Eleanor Roosevelt said: Life is what you make it. Always has been, always will be.

I don't think that woman knew just how right she was, all my life I had known that if I wanted to be the star I knew that I was meant to be, I'd have to work my ass off to do it. My life is in my hands and if I want to be great, it's up to me to make it happen. But, it was always harder said than done. I've gotten scared, I've wanted to give up- God there were times where I just wanted to curl up in a ball and cry because I thought I'd just be no one for the rest of my life and I knew, I knew that wasn't the life for me.

Vic says that I'm worth so much more than I can ever dream, we've only even been together a day but I already believe every single word he says.

That's probably stupid, but I can't help it.

I'm already crazy about this boy, I have been for years and knowing he felt the same well, it's amazing.

I'll admit, he's no Liam Hemsworth.

He's a lot better and he's going to help me make my life.

"Vic I don't want to go," I said quietly, staring at the school in front of us. I didn't go back to school the day before, I was too humiliated, and instead, Vic and I just laid in my bed and talked to one another. Got to know each other.

It was amazing.

Vic was so much sweeter than I had initially thought, something I didn't even know was possible but it was. He was a total sweetheart.

"It's okay, we don't have to go in," he said quietly. "We can go to my house and talk or do whatever you want."

I bit my lip and shook my head a little, "No, I need to go in and show that they didn't hurt me." I said, looking down at my hands, twisting one of my rings around my finger slightly before Vic took one of them in his.

"Kells, they did hurt you and it's okay if you want to be hurt about it-"

"No, that's not who I am Vic. I don't just lie down and let bad shit happen to me, I suck it up and I keep going. That's what I've done for years and I'm going to keep doing it too." I said stubbornly and got out of his car. Vic had insisted that he was going to drive me to school today, that it was something good boyfriends did. I had laughed but let him do it nonetheless after how he went on this long tangent about how he refused to let chivalry be dead.

"Sweetie, I totally get that but just promise you'll tell me if things get to be too much okay?
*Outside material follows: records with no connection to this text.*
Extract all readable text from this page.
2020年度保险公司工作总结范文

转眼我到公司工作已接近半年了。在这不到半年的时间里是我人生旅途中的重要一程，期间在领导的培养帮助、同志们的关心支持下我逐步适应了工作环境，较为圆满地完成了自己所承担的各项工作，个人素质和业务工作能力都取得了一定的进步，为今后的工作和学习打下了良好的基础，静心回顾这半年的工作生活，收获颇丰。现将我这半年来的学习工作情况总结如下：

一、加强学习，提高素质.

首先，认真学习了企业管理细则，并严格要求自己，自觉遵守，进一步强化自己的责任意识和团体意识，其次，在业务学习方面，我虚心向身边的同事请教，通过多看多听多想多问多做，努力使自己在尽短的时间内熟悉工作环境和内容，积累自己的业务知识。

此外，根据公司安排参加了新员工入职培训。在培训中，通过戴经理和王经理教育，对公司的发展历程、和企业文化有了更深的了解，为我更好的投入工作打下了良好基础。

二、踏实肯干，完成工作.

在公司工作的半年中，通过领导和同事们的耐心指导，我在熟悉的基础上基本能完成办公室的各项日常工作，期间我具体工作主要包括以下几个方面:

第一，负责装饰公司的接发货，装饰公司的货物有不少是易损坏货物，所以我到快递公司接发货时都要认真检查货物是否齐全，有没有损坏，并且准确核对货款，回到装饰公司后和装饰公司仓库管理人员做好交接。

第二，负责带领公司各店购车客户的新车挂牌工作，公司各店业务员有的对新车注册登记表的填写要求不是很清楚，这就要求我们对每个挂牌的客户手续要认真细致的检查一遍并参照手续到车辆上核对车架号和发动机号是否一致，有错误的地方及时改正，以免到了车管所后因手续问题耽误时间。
We'll ditch school and go to like, I dunno the aquarium or something," he said once he had gotten out of his car as well and took my hand in his.

I nodded and kissed his cheek, "Alright, if something happens I'll let you know."

"And if my brother is a dick, I'll kick his ass for you."

I giggled and squeezed his hand, "That's not necessary, violence is never the answer to anything Vic. Besides, I'm pretty sure your little brother would be able to kick your ass easily."

Vic scowled and bumped his hip against mine, "You're a dick."

I stuck my tongue at him but said nothing as we walked through the parking lot, both of us already hearing the quiet whispering of the surrounding students. I didn't know if it was because of what went down yesterday or because Vic and I were holding hands.

Either way, I worked hard to ignore them. They didn't matter right now, I was simply a star and they were all the gawking paparazzi who just wanted to start more drama about the wonderful Kellin Quinn Bostwick. And I was just going to let them go. I mean, if I was ever going to be some big star, I'd have to get used to the bullshit from people anyway.